Certain paint systems have specifically military functions: radar reflection or absorption, conductive, anti-static or even non-slip on the flight decks. The coating of an aircraft carrier flight deck must, in addition to its stringent anti-corrosion characteristics, absorb particularly significant impacts without being abrasive so as not to damage the aircraft arresting cables. The arresting cable area is maintained each year. Other paint systems applied inside the ships contribute to the vessel’s fire safety, such as the intumescent paints. However, the most widely known function on a boat, and perhaps the oldest, is the anti-fouling function which ensures the cleanliness of the skin and consequently its hydrodynamic performances.


What is the future for coatings in naval defence?

The systems which are the subject of the most R&D studies by laboratories and companies are the anti-fouling systems where efforts are being concentrated on reducing their environmental impact, i.e. reducing the biocides used to combat biofouling of the hulls.

At Naval Group, in close cooperation with our Naval Group Research centre, we have and are carrying out studies which aim to improve and/or replace systems specific to whole warships in order to comply with the European directive, REACH.

A constant watch is also carried out with respect to new surface preparation means which are more environmentally friendly.

Another area of particular interest is the ship assessment and instrumentation means in order to anticipate maintenance operations.



Paint system: In the majority of cases paint is applied in several coats, these coats are more often than not, composed of different products with different roles. Under the mat or gloss finish and its colour, there is an anti-corrosion protection provided by a barrier effect or by the presence of pigments in the primer in contact with the steel which also guarantees adhesion to the support. We use around thirty different paints for a surface ship or submarine.

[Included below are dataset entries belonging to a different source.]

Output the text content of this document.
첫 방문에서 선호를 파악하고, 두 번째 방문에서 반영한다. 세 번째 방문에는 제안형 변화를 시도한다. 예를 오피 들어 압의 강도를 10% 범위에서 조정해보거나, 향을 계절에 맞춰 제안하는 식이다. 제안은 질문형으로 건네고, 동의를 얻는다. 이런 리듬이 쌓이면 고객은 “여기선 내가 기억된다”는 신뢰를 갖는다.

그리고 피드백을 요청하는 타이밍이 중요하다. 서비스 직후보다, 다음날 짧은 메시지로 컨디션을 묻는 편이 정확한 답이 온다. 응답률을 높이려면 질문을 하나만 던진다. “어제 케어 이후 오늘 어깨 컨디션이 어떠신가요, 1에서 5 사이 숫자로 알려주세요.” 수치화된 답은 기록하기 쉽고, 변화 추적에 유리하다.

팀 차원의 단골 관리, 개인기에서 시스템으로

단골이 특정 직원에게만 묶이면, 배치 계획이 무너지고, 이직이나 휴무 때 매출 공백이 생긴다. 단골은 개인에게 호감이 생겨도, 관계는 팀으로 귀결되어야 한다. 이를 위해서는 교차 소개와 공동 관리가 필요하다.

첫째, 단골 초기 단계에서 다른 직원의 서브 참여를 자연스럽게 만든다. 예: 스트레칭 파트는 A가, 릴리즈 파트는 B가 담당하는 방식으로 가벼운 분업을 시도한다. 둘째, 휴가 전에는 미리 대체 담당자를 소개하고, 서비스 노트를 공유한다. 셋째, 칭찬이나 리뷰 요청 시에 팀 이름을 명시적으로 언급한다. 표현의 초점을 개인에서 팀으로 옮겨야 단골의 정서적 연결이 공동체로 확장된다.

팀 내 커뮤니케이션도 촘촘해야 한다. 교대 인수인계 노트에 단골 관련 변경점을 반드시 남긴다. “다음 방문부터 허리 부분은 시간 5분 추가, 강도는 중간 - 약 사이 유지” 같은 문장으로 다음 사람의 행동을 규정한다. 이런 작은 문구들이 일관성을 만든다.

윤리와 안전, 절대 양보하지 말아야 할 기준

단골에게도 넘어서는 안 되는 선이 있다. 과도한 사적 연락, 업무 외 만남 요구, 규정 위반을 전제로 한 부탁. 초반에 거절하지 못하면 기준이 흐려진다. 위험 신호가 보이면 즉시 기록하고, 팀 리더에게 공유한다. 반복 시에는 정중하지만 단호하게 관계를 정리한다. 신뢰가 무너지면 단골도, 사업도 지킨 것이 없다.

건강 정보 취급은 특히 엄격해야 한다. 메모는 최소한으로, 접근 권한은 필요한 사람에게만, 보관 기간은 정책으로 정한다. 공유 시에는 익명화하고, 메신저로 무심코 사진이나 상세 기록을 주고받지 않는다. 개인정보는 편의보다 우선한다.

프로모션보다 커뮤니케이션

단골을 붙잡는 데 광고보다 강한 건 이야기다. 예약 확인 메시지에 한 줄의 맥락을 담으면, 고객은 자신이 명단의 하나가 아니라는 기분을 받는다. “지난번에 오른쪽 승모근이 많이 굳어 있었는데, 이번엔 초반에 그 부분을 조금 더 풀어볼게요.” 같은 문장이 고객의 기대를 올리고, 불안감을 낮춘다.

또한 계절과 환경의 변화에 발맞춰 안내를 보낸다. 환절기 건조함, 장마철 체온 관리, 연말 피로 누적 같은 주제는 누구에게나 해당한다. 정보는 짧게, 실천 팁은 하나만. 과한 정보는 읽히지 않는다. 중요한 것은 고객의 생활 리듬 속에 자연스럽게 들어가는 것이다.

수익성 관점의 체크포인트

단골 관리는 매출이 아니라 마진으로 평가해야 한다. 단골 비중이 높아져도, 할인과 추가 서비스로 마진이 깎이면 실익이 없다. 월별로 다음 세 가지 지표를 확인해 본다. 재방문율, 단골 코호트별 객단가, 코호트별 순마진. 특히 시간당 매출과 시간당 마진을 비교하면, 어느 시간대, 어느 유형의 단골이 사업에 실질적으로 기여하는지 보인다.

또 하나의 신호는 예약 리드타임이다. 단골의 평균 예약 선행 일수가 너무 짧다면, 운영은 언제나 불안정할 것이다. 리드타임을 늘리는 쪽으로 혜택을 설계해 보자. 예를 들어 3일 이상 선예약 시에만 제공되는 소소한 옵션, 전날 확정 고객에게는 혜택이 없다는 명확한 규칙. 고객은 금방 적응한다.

Biofouling: incrustation of marine organisms on a solid material submerged in an aquatic environment.

REACH: Registration, Evaluation, Authorisation of Chemicals, (European regulation No. 1907/2006) which came into force in 2007 to safety the manufacture and use of chemical substances in the European industry. It lists, assesses and monitors the chemical substances manufactured, imported and made available on the European market. Between now and 2018, more than 30,000 chemical substances will be known and their potential risk established.